One type of internal combustion engines typically employ a number of cylinders which compress a fuel and air mixture such that upon firing of a spark plug associated with each cylinder, the compressed mixture ignites. The expanding combustion gases resulting therefrom move a piston within the cylinder. Upon reaching an end of its travel in one direction within the cylinder, the piston reverses direction to compress another volume of the fuel and air mixture. The resulting mechanical kinetic energy can be converted for use in a variety of applications, such as, propelling a vehicle or generating electricity, for example.
Another type of internal combustion engine, known as a compression ignition engine, uses a highly-compressed gas (e.g., air) to ignite a spray of fuel released into a cylinder during a compression stroke. In such an engine, the air is compressed to such a level as to achieve auto-ignition of the fuel upon contact between the air and fuel. The chemical properties of diesel fuel are particularly well suited to such auto-ignition.
The concept of auto-ignition is not limited to diesel engines, however, and has been employed in other types of internal combustion engines as well. For example, a self-igniting reciprocating internal combustion engine can be configured to compress fuel in a main combustion chamber via a reciprocating piston. In order to facilitate starting, each main combustion chamber is associated with a prechamber, particularly useful in starting cold temperature engines. Fuel is injected into not only the main combustion chamber, but also the combustion chamber of the prechamber, as well, such that upon compression by the piston, a fuel and air mixture is compressed in both chambers. A glow plug or other type of heater is disposed within the prechamber to elevate the temperature therein sufficiently to ignite the compressed mixture. The combustion gases resulting from the ignition in the prechamber are then communicated to the main combustion chamber.
Other types of internal combustion engines use natural gas as the fuel source and include at least one piston reciprocating within a respective cylinder. A spark plug is positioned within a cylinder head associated with each cylinder and is fired on a timing circuit such that upon the piston reaching the end of its compression stroke, the spark plug is fired to thereby ignite the compressed mixture.
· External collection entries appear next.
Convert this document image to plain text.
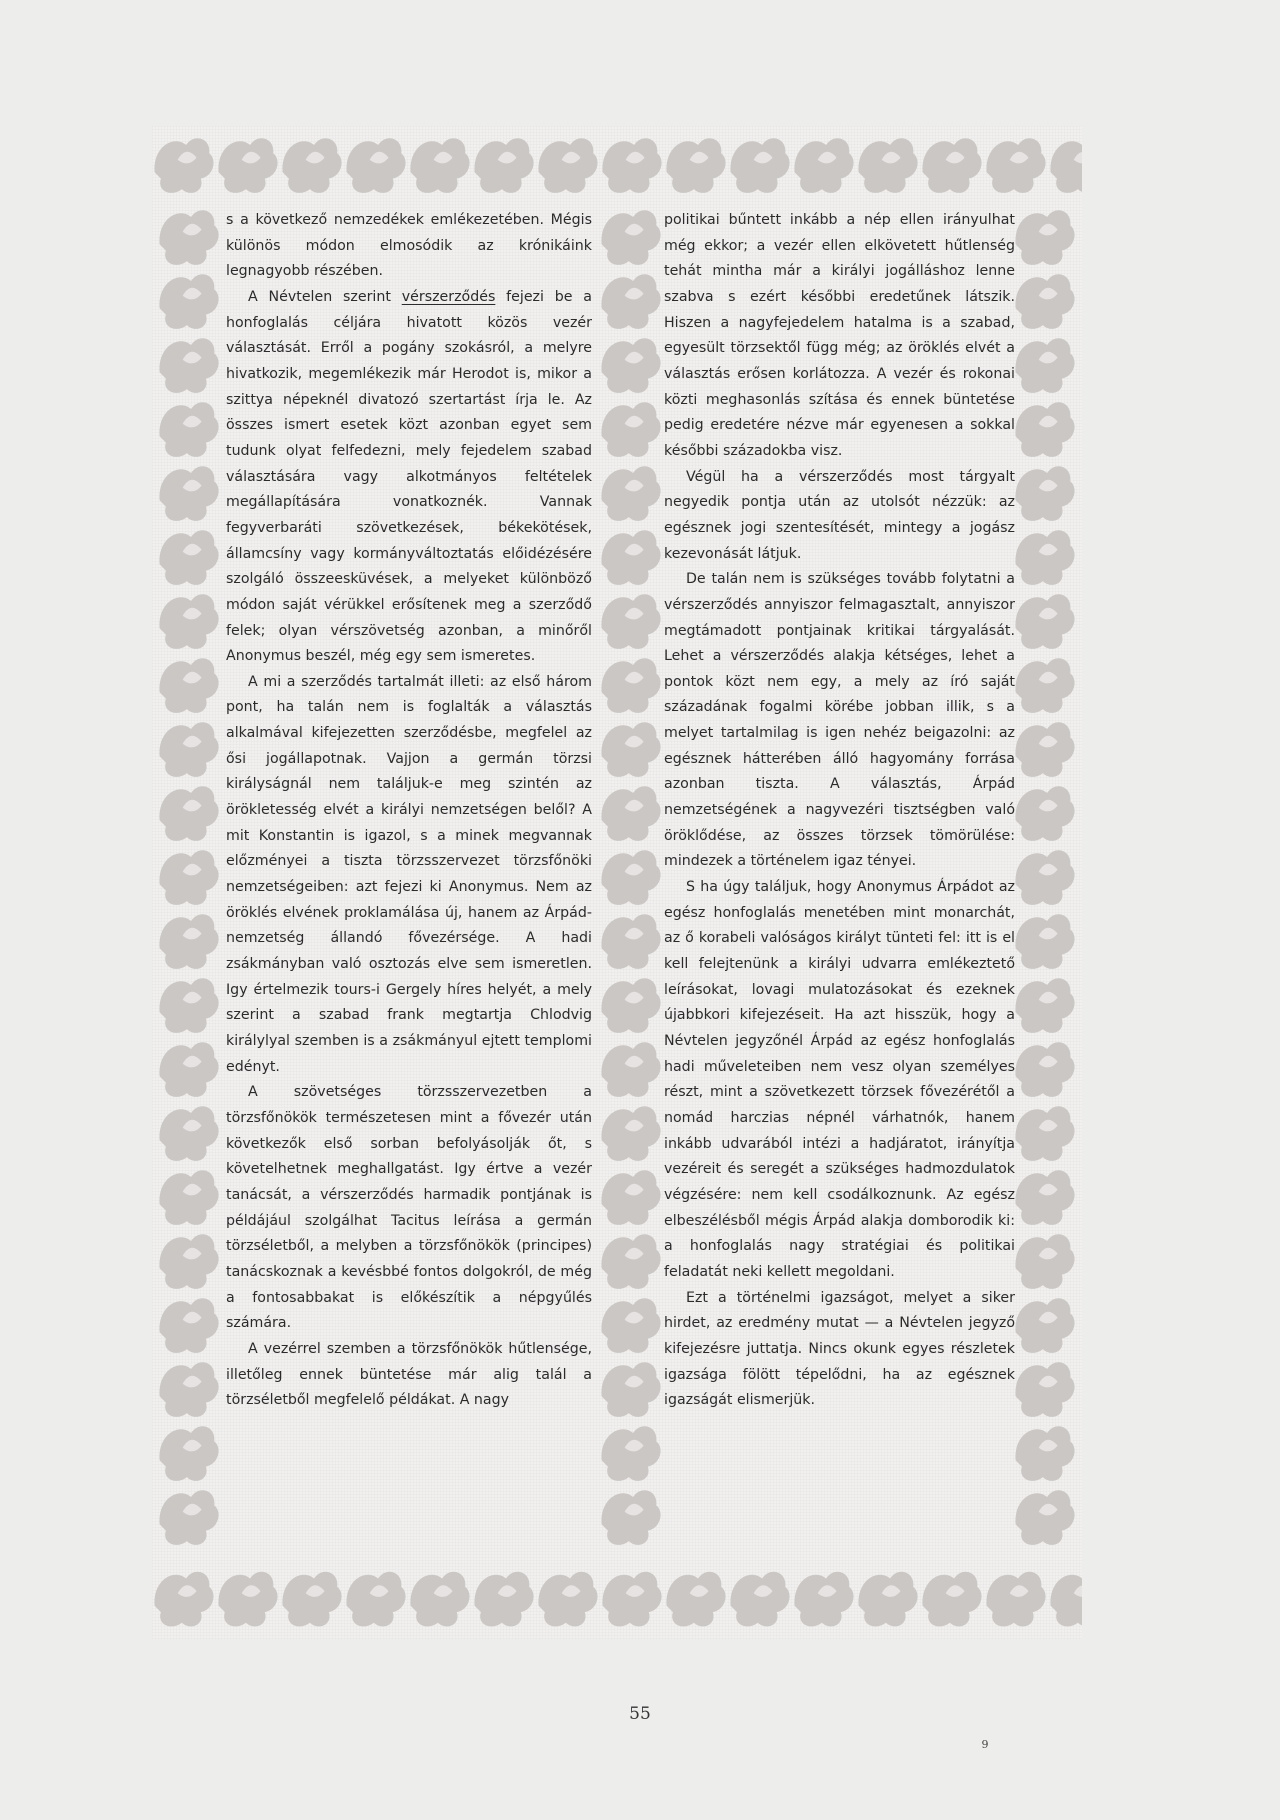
s a következő nemzedékek emlékezetében. Mégis különös módon elmosódik az krónikáink legnagyobb részében.

A Névtelen szerint vérszerződés fejezi be a honfoglalás céljára hivatott közös vezér választását. Erről a pogány szokásról, a melyre hivatkozik, megemlékezik már Herodot is, mikor a szittya népeknél divatozó szertartást írja le. Az összes ismert esetek közt azonban egyet sem tudunk olyat felfedezni, mely fejedelem szabad választására vagy alkotmányos feltételek megállapítására vonatkoznék. Vannak fegyverbaráti szövetkezések, békekötések, államcsíny vagy kormányváltoztatás előidézésére szolgáló összeesküvések, a melyeket különböző módon saját vérükkel erősítenek meg a szerződő felek; olyan vérszövetség azonban, a minőről Anonymus beszél, még egy sem ismeretes.

A mi a szerződés tartalmát illeti: az első három pont, ha talán nem is foglalták a választás alkalmával kifejezetten szerződésbe, megfelel az ősi jogállapotnak. Vajjon a germán törzsi királyságnál nem találjuk-e meg szintén az örökletesség elvét a királyi nemzetségen belől? A mit Konstantin is igazol, s a minek megvannak előzményei a tiszta törzsszervezet törzsfőnöki nemzetségeiben: azt fejezi ki Anonymus. Nem az öröklés elvének proklamálása új, hanem az Árpád-nemzetség állandó fővezérsége. A hadi zsákmányban való osztozás elve sem ismeretlen. Igy értelmezik tours-i Gergely híres helyét, a mely szerint a szabad frank megtartja Chlodvig királylyal szemben is a zsákmányul ejtett templomi edényt.

A szövetséges törzsszervezetben a törzsfőnökök természetesen mint a fővezér után következők első sorban befolyásolják őt, s követelhetnek meghallgatást. Igy értve a vezér tanácsát, a vérszerződés harmadik pontjának is példájául szolgálhat Tacitus leírása a germán törzséletből, a melyben a törzsfőnökök (principes) tanácskoznak a kevésbbé fontos dolgokról, de még a fontosabbakat is előkészítik a népgyűlés számára.

A vezérrel szemben a törzsfőnökök hűtlensége, illetőleg ennek büntetése már alig talál a törzséletből megfelelő példákat. A nagy

politikai bűntett inkább a nép ellen irányulhat még ekkor; a vezér ellen elkövetett hűtlenség tehát mintha már a királyi jogálláshoz lenne szabva s ezért későbbi eredetűnek látszik. Hiszen a nagyfejedelem hatalma is a szabad, egyesült törzsektől függ még; az öröklés elvét a választás erősen korlátozza. A vezér és rokonai közti meghasonlás szítása és ennek büntetése pedig eredetére nézve már egyenesen a sokkal későbbi századokba visz.

Végül ha a vérszerződés most tárgyalt negyedik pontja után az utolsót nézzük: az egésznek jogi szentesítését, mintegy a jogász kezevonását látjuk.

De talán nem is szükséges tovább folytatni a vérszerződés annyiszor felmagasztalt, annyiszor megtámadott pontjainak kritikai tárgyalását. Lehet a vérszerződés alakja kétséges, lehet a pontok közt nem egy, a mely az író saját századának fogalmi körébe jobban illik, s a melyet tartalmilag is igen nehéz beigazolni: az egésznek hátterében álló hagyomány forrása azonban tiszta. A választás, Árpád nemzetségének a nagyvezéri tisztségben való öröklődése, az összes törzsek tömörülése: mindezek a történelem igaz tényei.

S ha úgy találjuk, hogy Anonymus Árpádot az egész honfoglalás menetében mint monarchát, az ő korabeli valóságos királyt tünteti fel: itt is el kell felejtenünk a királyi udvarra emlékeztető leírásokat, lovagi mulatozásokat és ezeknek újabbkori kifejezéseit. Ha azt hisszük, hogy a Névtelen jegyzőnél Árpád az egész honfoglalás hadi műveleteiben nem vesz olyan személyes részt, mint a szövetkezett törzsek fővezérétől a nomád harczias népnél várhatnók, hanem inkább udvarából intézi a hadjáratot, irányítja vezéreit és seregét a szükséges hadmozdulatok végzésére: nem kell csodálkoznunk. Az egész elbeszélésből mégis Árpád alakja domborodik ki: a honfoglalás nagy stratégiai és politikai feladatát neki kellett megoldani.

Ezt a történelmi igazságot, melyet a siker hirdet, az eredmény mutat — a Névtelen jegyző kifejezésre juttatja. Nincs okunk egyes részletek igazsága fölött tépelődni, ha az egésznek igazságát elismerjük.

55
9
In still further types of internal combustion engines, prechambers are employed in conjunction with natural gas engines. Given the extremely high temperatures required for auto-ignition with natural gas and air mixtures, glow plugs or other heat sources such as those employed in typical diesel engines, can be ineffective. Rather, a prechamber is associated with each cylinder of the natural gas engine and is provided with a spark plug to initiate combustion within the prechamber which can then be communicated to the main combustion chamber. Such a spark plug-ignited, natural gas engine prechamber is provided in, for example, the 3600 series natural gas engines commercially available from Caterpillar Inc. of Peoria, Ill.
The trend continues to operate these engines under lean-burn conditions. Lean burn refers to the burning of fuel with an excess of air in an internal combustion engine (i.e. lean fuel/air ratio). The excess of air in a lean burn engine combusts more of the fuel and emits fewer unwanted emissions. However, the lean fuel/air ratio can make it difficult to consistently achieve complete and thorough combustion within the main combustion chamber.
U.S. Pat. No. 6,854,439 is entitled, “Prechamber Combustion System,” and is directed to a combustion system, particularly for a larger type diesel engine, featuring a prechamber with a generally cup-shaped bottom tip portion facing the engine's main combustion chamber and with a central transfer passage substantially aligned with the centerline of the prechamber and a plurality of additional transfer passages circumferentially arranged about the centerline of the prechamber. The combustion system uses a piston with a deep bowl formed in the piston crown into which the central transfer passage directs a strong direct charge of products of combustion from the prechamber.
There is a continued need in the art to provide additional solutions to enhance combustion in a prechamber to improve efficiency. For example, there is a continued need to enhance combustion in a prechamber by enhancing mixing within a prechamber.
It will be appreciated that this background description has been created by the inventors to aid the reader, and is not to be taken as an indication that any of the indicated problems were themselves appreciated in the art. While the described principles can, in some respects and embodiments, alleviate the problems inherent in other systems, it will be appreciated that the scope of the protected innovation is defined by the attached claims, and not by the ability of any disclosed feature to solve any specific problem noted herein.